CHAPTER VII.
VICIOUS ANIMALS.
A great many animals get on board first-class passenger trains that should have been shipped in box-cars, with sliding doors on the sides. There is Your Railway Hog—the man who takes two seats, turns them vis-a-vis, and makes a letter X of himself, so as to keep them all. Meanwhile, women, old enough to be his mother, pass feebly along the crowded car, vainly seeking a seat, but he gives a threatening grunt, and they timidly look the other way. He is generally rotund as to voice and person, well-fed, but not well-bred. Not always, however. I have seen a meek-faced man, as thin and pale as an ivory paper-cutter, who looked as if he had just gone with the consumption, who made an X of himself as if he were the displayed emblem of porcine starvation. Have you ever thought of taking up burglary for a livelihood? Be a burglar if you must, but a Railway Hog never! Had the ancestors of this type of creature only been among the herd that ran down that "steep place into the sea," what a comfort it would have been!

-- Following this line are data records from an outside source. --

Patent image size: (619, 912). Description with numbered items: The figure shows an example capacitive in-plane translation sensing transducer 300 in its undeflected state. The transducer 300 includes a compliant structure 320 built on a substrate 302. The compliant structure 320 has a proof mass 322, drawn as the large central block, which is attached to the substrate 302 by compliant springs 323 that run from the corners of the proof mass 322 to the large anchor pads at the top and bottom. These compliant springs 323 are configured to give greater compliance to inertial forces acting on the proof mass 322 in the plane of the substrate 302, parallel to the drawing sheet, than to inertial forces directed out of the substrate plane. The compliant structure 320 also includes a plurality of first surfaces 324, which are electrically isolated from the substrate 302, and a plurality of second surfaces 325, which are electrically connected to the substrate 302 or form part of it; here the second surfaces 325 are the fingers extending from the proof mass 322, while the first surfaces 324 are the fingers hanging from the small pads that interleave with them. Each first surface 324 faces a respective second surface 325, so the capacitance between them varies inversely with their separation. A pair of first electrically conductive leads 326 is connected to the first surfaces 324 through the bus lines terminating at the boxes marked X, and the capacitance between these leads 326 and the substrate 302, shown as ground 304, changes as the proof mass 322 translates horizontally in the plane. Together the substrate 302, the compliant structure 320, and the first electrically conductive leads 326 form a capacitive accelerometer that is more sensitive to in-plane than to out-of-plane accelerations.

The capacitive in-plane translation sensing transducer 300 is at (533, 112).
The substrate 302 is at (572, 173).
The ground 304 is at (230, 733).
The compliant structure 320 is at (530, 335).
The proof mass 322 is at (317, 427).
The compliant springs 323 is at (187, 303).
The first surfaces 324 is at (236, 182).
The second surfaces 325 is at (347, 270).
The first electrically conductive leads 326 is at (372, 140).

Did you ever see the Bouncers? They are young, they are girls, they always go in pairs, and they bring a breeze. Like the man whose voice in secret prayer could be heard throughout the neighborhood, they discuss private affairs in a public manner. They throw scraps of loud, laughing talk at you much as if they were eating a luncheon. It is November. The wind comes out of the keen North. Be-shawled, be-cloaked, be-furred, never laying off fur or feather, they open the windows with a bounce, and there they sit snug as Russian bears, and the wind blowing full upon you seated just behind. You venture to beg, after freezing through, that they will close the windows and let you come to a thaw. What a word "supercilious" is, to be sure! Up go their two pairs of eyebrows, and down come the windows, both with a bounce. Then they grow sultry, and one whisks off "a cloud" or something square in your eyes, and the other flings back her fur cape on to the top of your head, sees what she has done, brushes the garment a little, and says nothing—to you. The train halts at some station. Up go the windows and out the two heads, and a rattling fire of talk is exchanged with more Bouncers on the platform—all loud, talk and talkers, as a scarlet vest and a saffron neck-tie. By-and-by they fall to fixing their back-hair, smoothing their eyebrows with a licked finger, and making other preparations to leave the poor company they have managed to get into.
Lest they be forgotten, let me impound certain offending people in a few paragraphs just here, that, like that place in the Valley of Hinnom, shall be a sort of Railway Travelers' Tophet. Capital punishment should not be abolished until they have all been executed at least once:
The man whose salivary glands are the most active part of him, who spits on your side of the aisle when you are not looking, and spoils the lady's dress who occupies the seat after him.
The man who puts a pair of feet, guiltless of water as a dromedary's, upon the back of your seat, and wants you to beg his pardon for being so near them.
The man who eats Switzer cheese, onions and sausages from over the sea, in the night time.
The man who prowls from car to car, and leaves the doors wide open in the winter time.
The boy who pulls the distracted accordion by the tail, he having several mothers and six small sisters to feed, and then wishes you to pay him something for "cruelty to animals."
The boy who throws prize packages of imposition at you, and insists you shall buy the "Banditti of the Prairie," or the "Life of Ellen Jewett," or the pictorial edition of the Walworth Family, or a needlebook, or a bag of popped corn, or some vegetable ivory, and wakes you out of a pleasant doze to see if you wouldn't like a Railroad guide.